Les faits datent de près de 25 ans. Pourtant, la lumière n'a pas encore été faite sur la gestion des accusations de pédophilie survenues au sein d'un camp de scouts au foulard vert du groupe Saint-Luc, issu de la paroisse de Sainte-Foy-lès-Lyon. Aujourd'hui, l'association "La Parole Libérée" entend briser les tabous.

Libérer la parole, c'est le but de l'association créée le 17 décembre dernier par les victimes d'agressions sexuelles d'un prêtre entre 1970 et 1991. Abusés entre 9 et 11 ans et aujourd'hui adultes, il n'est jamais trop tard pour constater que si la pédophilie reste taboue, elle restera également difficile à combattre.

Sur leur site Internet, l'association diffuse de nombreux témoignages de victimes, ainsi que plusieurs correspondances à télécharger, entre certains parents avec le diocèse de Lyon, ou même avec le prêtre en question.
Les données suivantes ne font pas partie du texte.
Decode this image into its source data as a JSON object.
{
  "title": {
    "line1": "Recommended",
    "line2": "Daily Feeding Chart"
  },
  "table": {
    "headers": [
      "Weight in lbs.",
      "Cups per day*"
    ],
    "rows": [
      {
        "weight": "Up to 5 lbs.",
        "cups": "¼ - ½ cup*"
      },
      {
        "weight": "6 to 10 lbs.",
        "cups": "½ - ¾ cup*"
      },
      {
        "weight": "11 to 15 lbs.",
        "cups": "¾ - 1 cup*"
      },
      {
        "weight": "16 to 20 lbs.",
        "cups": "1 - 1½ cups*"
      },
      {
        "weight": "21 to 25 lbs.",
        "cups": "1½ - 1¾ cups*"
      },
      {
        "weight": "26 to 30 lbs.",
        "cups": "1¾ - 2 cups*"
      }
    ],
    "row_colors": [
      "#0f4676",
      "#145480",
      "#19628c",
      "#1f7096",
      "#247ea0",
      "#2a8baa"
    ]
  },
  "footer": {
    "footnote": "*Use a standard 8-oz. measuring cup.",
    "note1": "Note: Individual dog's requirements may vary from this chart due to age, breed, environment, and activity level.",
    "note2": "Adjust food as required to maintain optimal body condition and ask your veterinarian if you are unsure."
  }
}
L'un des documents est d'ailleurs une lettre d'aveux du prêtre, qui aurait écrit aux parents n'avoir jamais nié ce qui lui était reproché.
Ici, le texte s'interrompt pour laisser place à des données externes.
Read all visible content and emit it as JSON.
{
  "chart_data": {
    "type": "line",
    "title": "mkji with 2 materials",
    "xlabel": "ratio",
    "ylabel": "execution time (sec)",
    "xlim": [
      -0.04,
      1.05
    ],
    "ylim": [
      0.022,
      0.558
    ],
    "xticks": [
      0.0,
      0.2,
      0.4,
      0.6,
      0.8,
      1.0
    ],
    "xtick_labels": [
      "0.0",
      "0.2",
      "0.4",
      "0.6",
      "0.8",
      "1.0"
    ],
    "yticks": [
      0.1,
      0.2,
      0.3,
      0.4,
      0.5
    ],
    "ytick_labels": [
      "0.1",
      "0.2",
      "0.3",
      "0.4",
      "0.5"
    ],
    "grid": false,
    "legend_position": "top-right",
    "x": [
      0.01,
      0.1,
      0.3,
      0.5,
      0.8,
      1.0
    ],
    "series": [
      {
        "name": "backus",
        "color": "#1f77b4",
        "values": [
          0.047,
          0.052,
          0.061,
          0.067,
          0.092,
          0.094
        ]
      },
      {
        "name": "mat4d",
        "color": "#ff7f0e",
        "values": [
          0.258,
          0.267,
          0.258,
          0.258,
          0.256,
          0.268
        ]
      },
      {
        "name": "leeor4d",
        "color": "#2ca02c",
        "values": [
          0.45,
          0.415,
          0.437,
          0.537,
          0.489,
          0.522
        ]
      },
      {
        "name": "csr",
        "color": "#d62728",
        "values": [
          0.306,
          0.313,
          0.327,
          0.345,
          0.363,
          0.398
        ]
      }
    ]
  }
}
A l'époque, l'affaire se gère en interne, afin d'éviter tout scandale public. Plusieurs parents de victimes contactent le diocèse de Lyon pour dénoncer les pratiques douteuses qui ont lieues dans les camps de scouts du groupe Saint-Luc. Monseigneur Decourtray prend le dossier en main, le prêtre sera demis de ses missions. Pourtant, quelques mois plus tard, Monseigneur Decourtray - décédé en 1994 - lui confie une nouvelle charge pastorale. Il sera définitivement écarté de ses fonctions le 1er septembre dernier seulement, soit près d'un an après que le cardinal Barbarin ait été mis au courant. Un mois plus tard, c'est le diocèse de Lyon qui décide d'évoquer publiquement l'affaire dans un communiqué.

Enquête judiciaire et procès canonique

Depuis le mois de juillet dernier, une enquête préliminaire de la Brigade de la protection des familles a été ouverte. Reste à savoir si les faits reprochés au prêtre – présumé innocent puisqu'il n'aurait pas encore été entendu par la police – seront prescrit. Pour François Devaux, président de l'association " La Parole libérée" : "seul un juge décidera si les faits sont prescrits ou non. L'affaire devrait passer au parquet la semaine prochaine. Mais ce qui a été dit de manière officielle par le diocèse de Lyon soulève bien des questions. La gravité du sujet que l'on traite a-t-elle été prise en compte ? Le 18 mai 2015, le cardinal Barbarin nous a dit avoir pris la décision de retirer un homme considéré à risque pédophile de ses fonctions. Pourtant, le prêtre aurait continué d'officier jusqu'à l'été dernier. Si le diocèse veut jouer la carte de la transparence, nous aimerions bien savoir quelles mesures de sécurité ont été prises pour qu'entre le mois de mai et le mois d'août, le prêtre ne soit pas en contact avec des enfants."

Mardi, le diocèse s'est exprimé par un communiqué : "L'Eglise a changé". Il précise qu'aucune plainte n'a été déposée contre le prêtre en question depuis 1991. Le cardinal Barbarin déclare se tenir à disposition des victimes pour les recevoir et envisage la tenue d'un procès canonique à l'issue de la procédure civile. Une action louable mais un peu tardive pour François Devaux : "le procès canonique en soi, je trouve que c'est une bonne chose, je trouve ça juste dommage qu'il arrive si tard. Il y a eu plusieurs avertissements en 1980 et en 1991. Au sein de notre association, il faut voir le témoignage de Laurent. Il affirme avoir, à l'initiative de Régine Maire, membre du diocèse chargée aujourd'hui du dossier, eu un rendez-vous pour parler de ce qu'il a subit en 2011 avec le Monseigneur Brac de la Perrière. Ce qui est quand même surprenant, c'est que Régine Maire et le cardinal Barbarin affirment n'être au courant que depuis 2014. En tant que président de l'association, je suis là pour révéler tout ce qui pourrait être de nature à l'être, que ce soit dans le cadre de la justice civile, de l'association ou d'un procès canonique. J'essaye simplement de faire le lien entre la volonté ferme et courageuse d'un pape et celle des fidèles. Car je ne peux pas croire qu'il y ait un fidèle qui puisse justifier de tels agissements et de tels manquements dans le cadre de l’Église." L'affaire, toujours aussi douloureuse, est donc aujourd'hui entre les mains de la justice, après vingt ans de silence.